Respiratory Therapy

  • Associate of Science

In Person Plus at:

  • White River Junction, VT
  • Williston, VT

In Person Plus programs are In Person with options for cross-campus classes and flexibility for remote study.

Respiratory therapists are highly trained medical specialists who improve a patient’s respiratory health and are crucial members of hospital care teams. Earn your Associate of Science in Respiratory Therapy at Vermont State University and make a real difference in the lives of your patients — from premature infants to the elderly in hospitals, acute care settings, and more.

Vermont State’s program will train you in the full spectrum of respiratory care: assessment, treatment, management, control, diagnostic evaluation, education, and care of patients with deficiencies in their cardiopulmonary systems.

Applications for this program have been paused for the 2023-24 academic year. Please contact with questions.

Why Study Respiratory Therapy at Vermont State?

  • The only Respiratory Therapy program in Vermont: Your clinical practice will take place with credentialed practitioners at multiple hospitals and in a critical care lab at hospitals with state-of-the-art ventilators. 
  • High earning potential: Respiratory therapists earn a median annual salary of $61,830 and jobs in this field are expected to grow 23% between 2020-2030.*  
  • 100% job placement rate: All program graduates were employed within six months of graduation.**
  • Jobs throughout the region: Vermont State graduates are employed in this essential care role in healthcare settings throughout the region, including Albany Medical Center, Central Vermont Medical Center, CPVH Medical Center, Dartmouth-Hitchcock Medical Center, Fairfax Rescue, Rutland Regional Medical Center, UVM Medical Center. Job titles include respiratory therapist, EMT, and medical assistant.  
  • High pass rate: Our student’s scores on the Therapist Multiple-Choice (TMC) Examination exceed the national average.

*Source: U.S. Bureau of Labor Statistics

**Source: Vermont Tech Class of 2020

Financial Aid for Respiratory Therapy Students

Vermont State University is providing a high-quality, affordable degree in respiratory therapy to students across Vermont and beyond. More than 80 percent of Vermont State students are awarded financial aid, including new students, transfer students, international students, out-of-state students, and first-generation students. Our financial aid team is here to help you explore all your options.
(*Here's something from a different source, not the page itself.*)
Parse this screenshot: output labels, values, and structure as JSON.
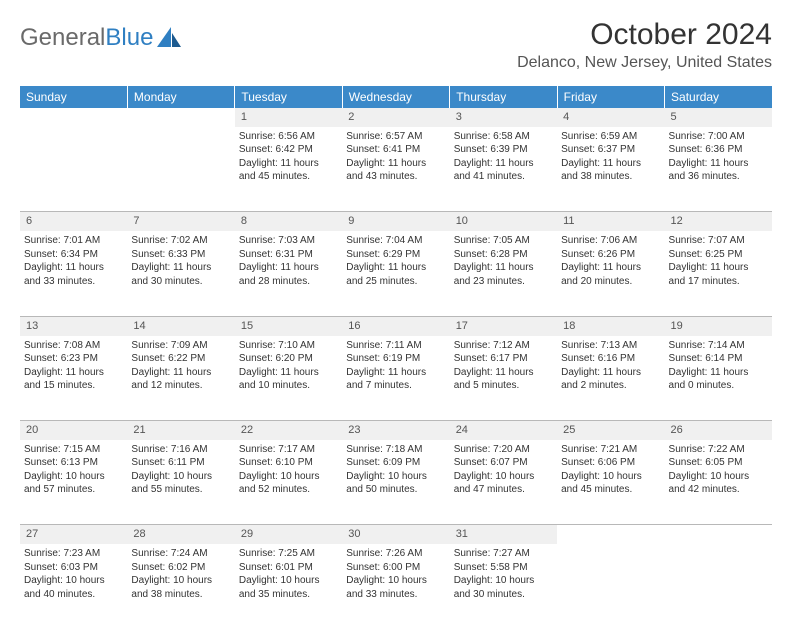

Internships & Jobs in Respiratory Therapy

As part of Vermont State’s associate program in Respiratory Therapy, you will transfer classroom and lab learning to a variety of real clinical settings under direct one-on-one supervision with respiratory therapists working in critical care. 

The Respiratory Therapy program has a 100% job placement rate and maintains strong partnerships with the departments of our clinical sites, which often lead to offers of employment to our students. Vermont State graduates are employed in this essential care role in healthcare settings throughout the region, including:

  • Albany Medical Center
  • Central Vermont Medical Center
  • Champlain Valley Physicians Hospital
  • Dartmouth-Hitchcock Medical Center
  • Fairfax Rescue
  • Rutland Regional Medical Center
  • UVM Medical Center


This program is accredited by the Commission on Accreditation for Respiratory Care (CoARC).

Programmatic outcomes are defined by The Commission on Accreditation for Respiratory Care (CoARC), 264 Precision Blvd, Telford, TN 37690; (817) 283-2835. CoARC accredits respiratory therapy education programs in the United States. To achieve this end, it utilizes an ‘outcomes based’ process. Programmatic outcomes are performance indicators that reflect the extent to which the educational goals of the program are achieved and by which program effectiveness is documented.

Student Stories

A man with short hair and a beard wearing scrubs and a stethoscope smiles at the camera.

“I can only imagine how scared patients can be when they lose their ability to effectively breathe on their own. My goal is to make a difference in the lives of my patients so they can go back home to their families and live in hopefully better conditions than the condition they were admitted in.”